Dans cette relation SM, ce qui l’a particulièrement intéressée était « la problématique du dominant-dominé, la question du plaisir, de la pulsion de mort, de la jouissance masculine que je voulais rendre palpable à l’écran. » En revanche, elle s’est refusée à donner des clés ou des explications pour seulement rendre compte d’un état. Pour montrer l’argent par exemple, elle se contente de « filmer ce lit qui fait 3 mètres de large et qui dégage un sentiment d’extrême solitude. »

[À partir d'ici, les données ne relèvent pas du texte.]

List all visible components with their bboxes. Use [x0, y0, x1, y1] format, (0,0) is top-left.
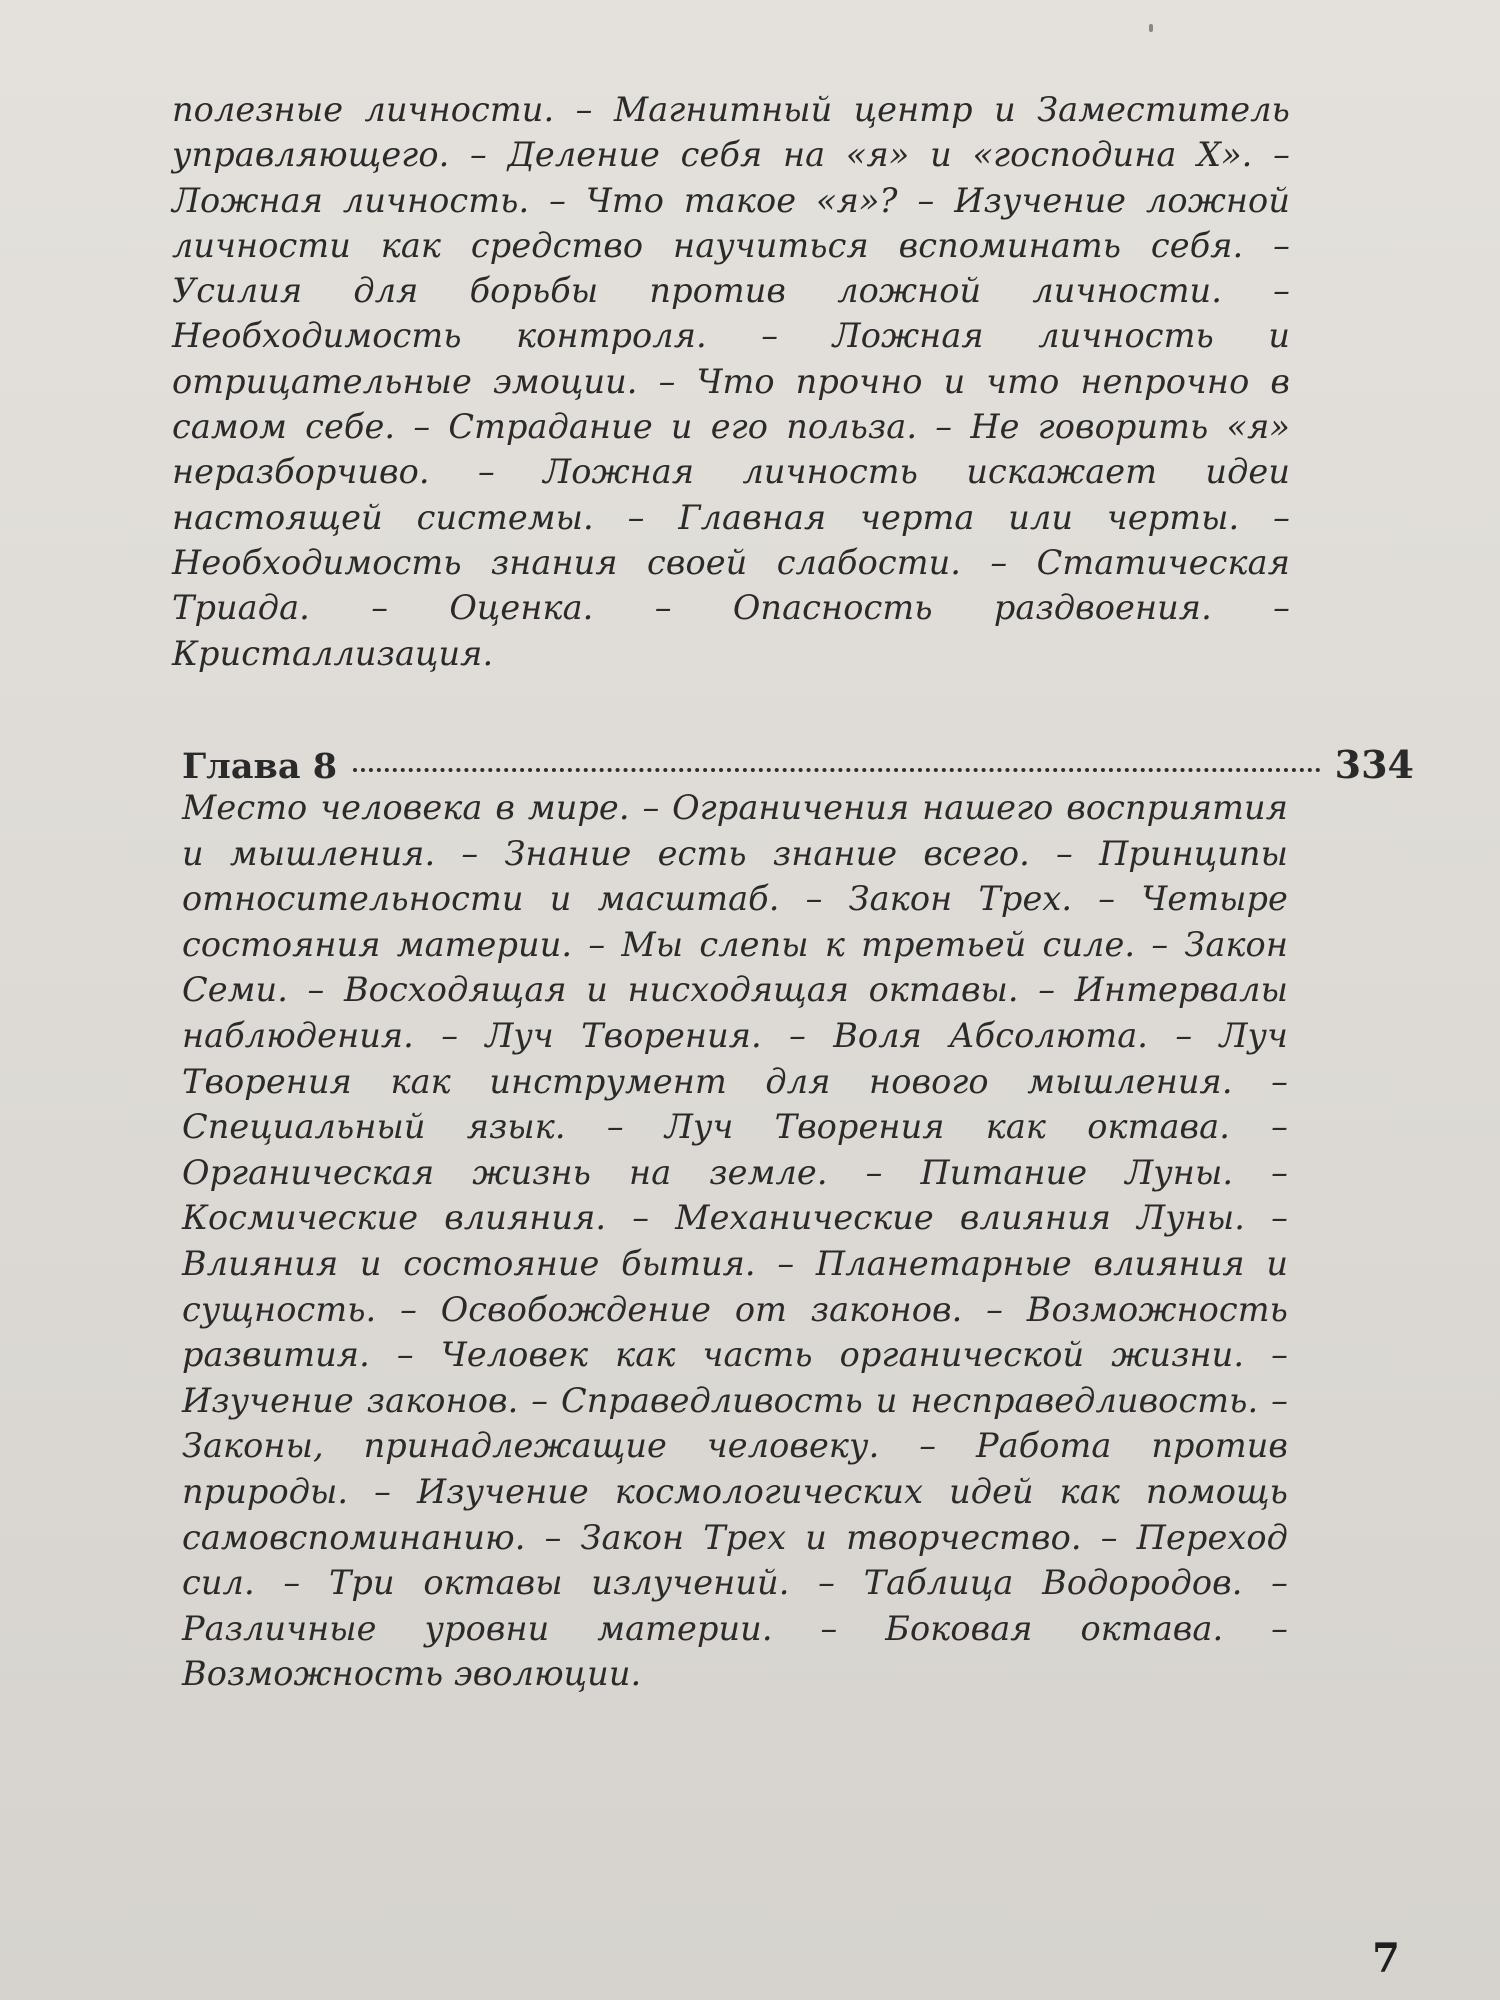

Son parti-pris clinique aura, entre autres, déstabilisé la critique qui reproche en vrac aux acteurs de « profèrer des phrases sans queue ni tête dans des décors de magazine sur papier glacé » ou encore au film d’être « bancal », de restituer des « fictions livides », d’incarner « un intimisme névrotique suffocant, un ­vague intellectualisme aveuglant » !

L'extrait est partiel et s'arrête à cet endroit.